I'm lucky my igloo is surrounded by three Starbucks. Even better news those guys at Starbucks are just finishing another location, so soon I will have four Starbucks to choose from! The best part is I don't even have to take the sled dogs out because the Starbucks people made sure that I could walk to all of them within five minutes. Cool.
My favorite Starbucks is located in my neighborhood Safeway grocery store. I know weird, huh? It doesn't have the comfortable chairs, and you can't choose from a million different pastries because they are just a tiny-rinky-dinky location, but they make the best drinks in the world.
I have deduced a few things about the management of this Starbucks, which is one gentleman by the name of Jeff.
- He makes great drinks.
- He is an awesome mentor, because all of the girls make the same great tasting drinks. It is never a hit and miss there.
- He seems to only hire girls. I have seen the occasional boy, but they don't seem to last long.
- He hires a certain 'type' of girl: The 'type' of girl he hires can be classified as: intelligent, sweet, having a good attitude, and must have long hair.
To his credit and the other staff members long hair or not they never have frown-y faces. I went to a different Starbucks last week. I had to as I was out of town. The woman behind the counter had a bad attitude. She was all up in my grill about how I said my coffee order, she was rolling her eyes at me. It took all I had not to say, 'Am I bothering you? Is this a work for free day?' The coffee tasted crappy, but that is what I get for cheating on Jeff and the girls.
Now I make espresso drinks at home. My guest tell me that they are delicious. I have spent a lot of money on my equipment, and about ten years learning my craft. I can make you a foot of foam if you desire; yeah I am that good.
If I needed to get a job I would think Starbucks would be a perfect fit for me. I love their coffee, they would let me drink it for free, and they would pay me to make it.

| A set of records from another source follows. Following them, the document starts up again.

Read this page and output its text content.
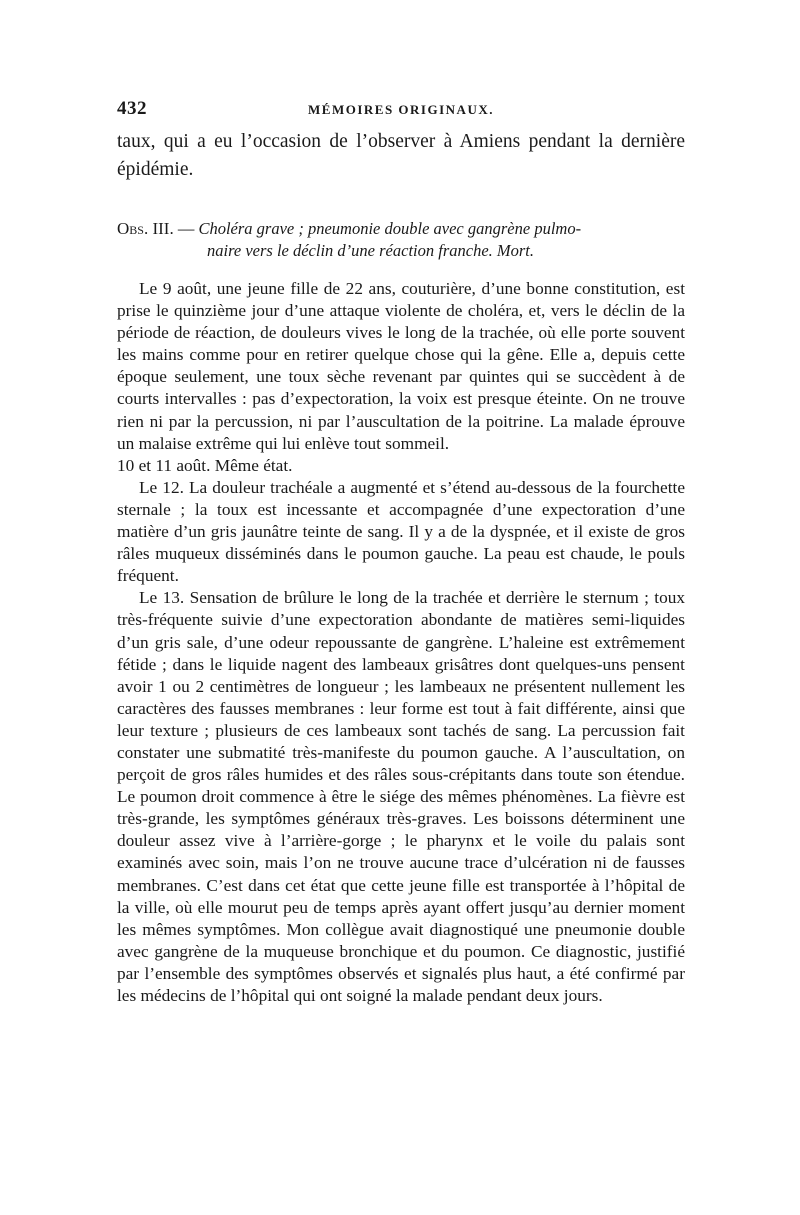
432	MÉMOIRES ORIGINAUX.

taux, qui a eu l’occasion de l’observer à Amiens pendant la dernière épidémie.

Obs. III. — Choléra grave ; pneumonie double avec gangrène pulmo-
naire vers le déclin d’une réaction franche. Mort.

Le 9 août, une jeune fille de 22 ans, couturière, d’une bonne constitution, est prise le quinzième jour d’une attaque violente de choléra, et, vers le déclin de la période de réaction, de douleurs vives le long de la trachée, où elle porte souvent les mains comme pour en retirer quelque chose qui la gêne. Elle a, depuis cette époque seulement, une toux sèche revenant par quintes qui se succèdent à de courts intervalles : pas d’expectoration, la voix est presque éteinte. On ne trouve rien ni par la percussion, ni par l’auscultation de la poitrine. La malade éprouve un malaise extrême qui lui enlève tout sommeil.

10 et 11 août. Même état.

Le 12. La douleur trachéale a augmenté et s’étend au-dessous de la fourchette sternale ; la toux est incessante et accompagnée d’une expectoration d’une matière d’un gris jaunâtre teinte de sang. Il y a de la dyspnée, et il existe de gros râles muqueux disséminés dans le poumon gauche. La peau est chaude, le pouls fréquent.

Le 13. Sensation de brûlure le long de la trachée et derrière le sternum ; toux très-fréquente suivie d’une expectoration abondante de matières semi-liquides d’un gris sale, d’une odeur repoussante de gangrène. L’haleine est extrêmement fétide ; dans le liquide nagent des lambeaux grisâtres dont quelques-uns pensent avoir 1 ou 2 centimètres de longueur ; les lambeaux ne présentent nullement les caractères des fausses membranes : leur forme est tout à fait différente, ainsi que leur texture ; plusieurs de ces lambeaux sont tachés de sang. La percussion fait constater une submatité très-manifeste du poumon gauche. A l’auscultation, on perçoit de gros râles humides et des râles sous-crépitants dans toute son étendue. Le poumon droit commence à être le siége des mêmes phénomènes. La fièvre est très-grande, les symptômes généraux très-graves. Les boissons déterminent une douleur assez vive à l’arrière-gorge ; le pharynx et le voile du palais sont examinés avec soin, mais l’on ne trouve aucune trace d’ulcération ni de fausses membranes. C’est dans cet état que cette jeune fille est transportée à l’hôpital de la ville, où elle mourut peu de temps après ayant offert jusqu’au dernier moment les mêmes symptômes. Mon collègue avait diagnostiqué une pneumonie double avec gangrène de la muqueuse bronchique et du poumon. Ce diagnostic, justifié par l’ensemble des symptômes observés et signalés plus haut, a été confirmé par les médecins de l’hôpital qui ont soigné la malade pendant deux jours.
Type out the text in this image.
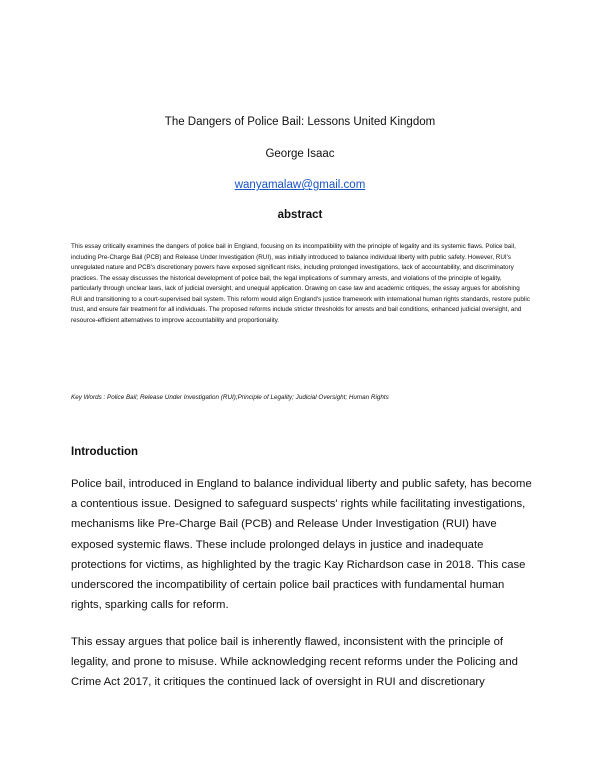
The Dangers of Police Bail: Lessons United Kingdom
George Isaac
wanyamalaw@gmail.com
abstract

This essay critically examines the dangers of police bail in England, focusing on its incompatibility with the principle of legality and its systemic flaws. Police bail, including Pre-Charge Bail (PCB) and Release Under Investigation (RUI), was initially introduced to balance individual liberty with public safety. However, RUI's unregulated nature and PCB's discretionary powers have exposed significant risks, including prolonged investigations, lack of accountability, and discriminatory practices. The essay discusses the historical development of police bail, the legal implications of summary arrests, and violations of the principle of legality, particularly through unclear laws, lack of judicial oversight, and unequal application. Drawing on case law and academic critiques, the essay argues for abolishing RUI and transitioning to a court-supervised bail system. This reform would align England's justice framework with international human rights standards, restore public trust, and ensure fair treatment for all individuals. The proposed reforms include stricter thresholds for arrests and bail conditions, enhanced judicial oversight, and resource-efficient alternatives to improve accountability and proportionality.

Key Words : Police Bail; Release Under Investigation (RUI);Principle of Legality; Judicial Oversight; Human Rights

Introduction

Police bail, introduced in England to balance individual liberty and public safety, has become a contentious issue. Designed to safeguard suspects' rights while facilitating investigations, mechanisms like Pre-Charge Bail (PCB) and Release Under Investigation (RUI) have exposed systemic flaws. These include prolonged delays in justice and inadequate protections for victims, as highlighted by the tragic Kay Richardson case in 2018. This case underscored the incompatibility of certain police bail practices with fundamental human rights, sparking calls for reform.

This essay argues that police bail is inherently flawed, inconsistent with the principle of legality, and prone to misuse. While acknowledging recent reforms under the Policing and Crime Act 2017, it critiques the continued lack of oversight in RUI and discretionary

I also think I am super qualified to work at a Starbucks if you minus out my crappy stuff that keeps me from going back to work for real. I am smart, super friendly, my husband says I am pretty, I can make you a kick-ass coffee. Yeah, but what's the point I could never be hired at my favorite location. My dreams of being a 'Super Barista' have gone up in smoke because I have short hair.
I could grow it long, but truth be told I look crappy with long hair.
If I want to be a barista my only option at this time would be to go to the grocery store across the street from Safeway and ask them if I can set up my espresso machine in their store. I would serve up the world's greatest coffee there. I would call a throw down on Jeff that's for sure! I know how to train people too, and I would only hire smart, sweet, good looking guys with short hair.
However, I got a pretty nice gig sleeping in until nine in the morning, sitting around in my jammies until whenever,and then strolling over to have great coffee at Jeff's Starbucks. They know my friends and I. As soon as they see me coming to the counter they are already making my drink.
It's a sunny day today and I am thinking about going out for coffee, but the truth is today it is just a pipe dream, because I'm anemic. The five minute walk might as well be five hours. Instead I will just give Jeff and the girls a nod and thought, and maybe tomorrow I will well enough to get out there and go and see them.